Familienfeier gesprengt

Auf der „Silberhochzeit“ (20.40 Uhr, Arte) werden süße Erinnerungen zur Zerreißprobe für eine lange Ehe

Erinnerungen sind eine wunderbare Sache – wenn man sie mit den richtigen Menschen zur richtigen Zeit am richtigen Ort teilt. Im falschen Moment sind sie Sprengsätze, die tiefe Krater hinterlassen.

Was Ben (Matthias Habich) und Alexandra (Corinna Harfouch) an der Festtagstafel zu erzählen haben, ist eigentlich genau der Stoff, der bei Jubiläumsfeiern eine heiter-melancholische Stimmung schafft: Vor 30 Jahren haben sich die beiden in einer verzauberten Nacht in Australien kennen gelernt; obwohl es die wilden Siebziger waren, verzichtete man auf Sex. Es gab nur einen innigen Kuss und einen über Jahre dauernden romantischen Briefaustausch.

So weit, so anrührend. Doch dummerweise feiert Ben heute nicht mit Australienbekanntschaft Alexandra Silberhochzeit, sondern mit Alma (Iris Berben), die den ihr erstmals offenbarten Amouren ihres Ehemannes immer irritierter lauscht. Und das ist nur der Anfang einer Reihe unvorhergesehener emotionaler Detonationen während der Feier im engsten Freundeskreis.

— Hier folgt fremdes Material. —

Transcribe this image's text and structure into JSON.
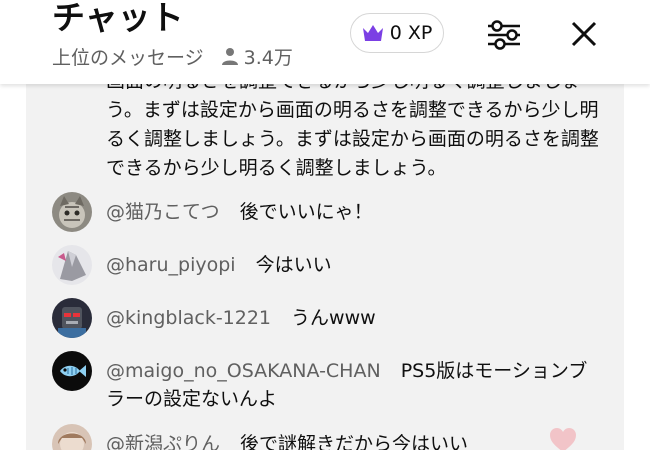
{
  "header": {
    "title": "チャット",
    "subtitle": "上位のメッセージ",
    "viewer_count": "3.4万",
    "xp_label": "0 XP",
    "accent_color": "#7b3fe4"
  },
  "pinned_message": "画面の明るさを調整できるから少し明るく調整しましょう。まずは設定から画面の明るさを調整できるから少し明るく調整しましょう。まずは設定から画面の明るさを調整できるから少し明るく調整しましょう。",
  "messages": [
    {
      "author": "@猫乃こてつ",
      "text": "後でいいにゃ！"
    },
    {
      "author": "@haru_piyopi",
      "text": "今はいい"
    },
    {
      "author": "@kingblack-1221",
      "text": "うんwww"
    },
    {
      "author": "@maigo_no_OSAKANA-CHAN",
      "text": "PS5版はモーションブラーの設定ないんよ"
    },
    {
      "author": "@新潟ぷりん",
      "text": "後で謎解きだから今はいい"
    }
  ],
  "icons": {
    "viewer": "person-icon",
    "xp": "crown-icon",
    "filter": "sliders-icon",
    "close": "close-icon",
    "reaction": "heart-icon"
  }
}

Das Tolle an dem One-Night-Drama „Silberhochzeit“ ist, dass kaum etwas Monströses passieren muss, auf dass das Fest gesprengt wird. Alte Lieben, kleine Versäumnisse unter Eheleuten, zwischenmenschliche Missgeschicke – an sich sind sie fast alle nicht der Rede wert. Es gibt ja nicht mal einen außerehelichen Beischlaf zu beichten. Ungeheuerlich aber ist, wie hier verschwiegen und verdrängt wird und das Verschwiegene und Verdrängte im ungünstigsten Moment ans Tageslicht drängt. Lügen und Geheimnisse, Intimität und Impertinenz, Vertrauen und Verrat ergeben eine riskante Mixtur. Die acht Tischgäste lassen keine Gelegenheit aus, sich weh zu tun. Ganz ohne böse Absichten, versteht sich.

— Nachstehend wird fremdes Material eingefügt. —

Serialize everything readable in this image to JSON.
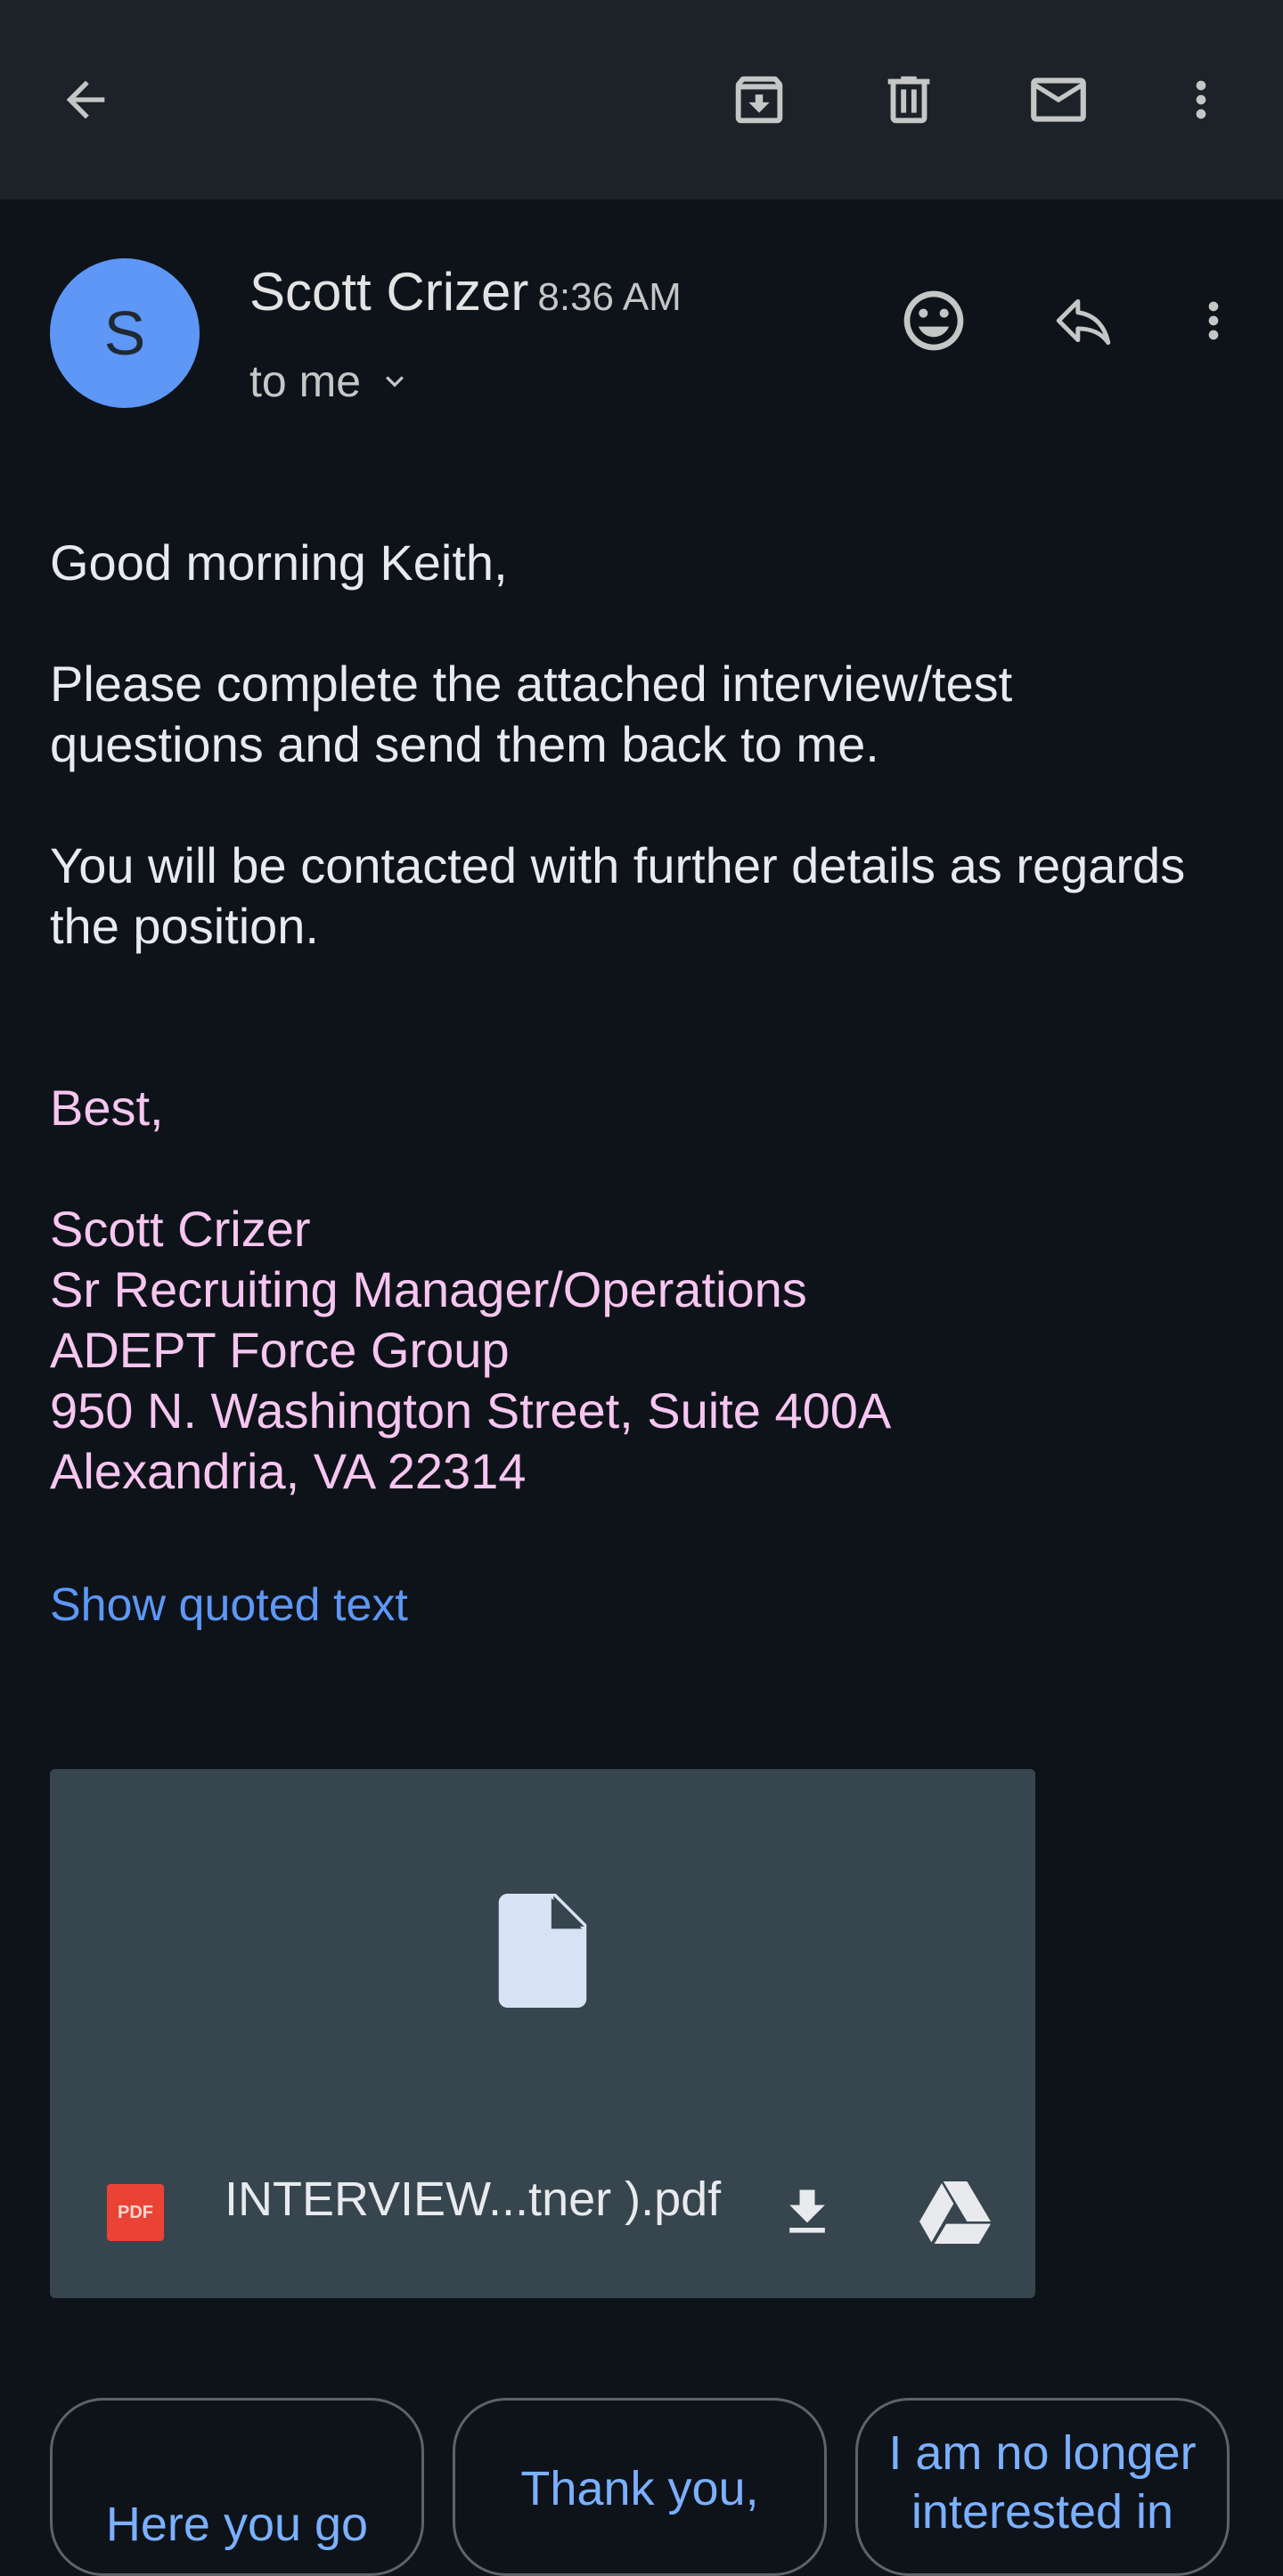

Zugrunde liegt dem Film eine Kurzgeschichte von Elke Heidenreich. Das Drehbuch stammt von Daniel Nocke, der sonst die perfide-präzisen Familiengeschichten für Stefan Krohmer schreibt („Ende der Saison“) und ein Meister des entlarvenden Dialogs ist. Regie führte der uneitle Melodramenmalocher Matti Geschonneck, der wie im deutschen TV wohl kein Zweiter die verflüchtigten Ideale und sozialen Arrangements arrivierter Akademiker beleuchtet. Oft reicht bei ihm eine kleine persönliche Erschütterung, um die hübsche Holzparkettwelt aus den Fugen geraten zu lassen.

Und so liefert Geschonneck in „Silberhochzeit“ mit seinem Spät-68er-Personal, was Doris Dörrie vor ein paar Jahren mit ihren Spät-Yuppie-Protagonisten in „Nackt“ so gründlich misslang: das Porträt einer Generation, die sich über eine aus dem Ruder laufende Soiree selbst demontiert.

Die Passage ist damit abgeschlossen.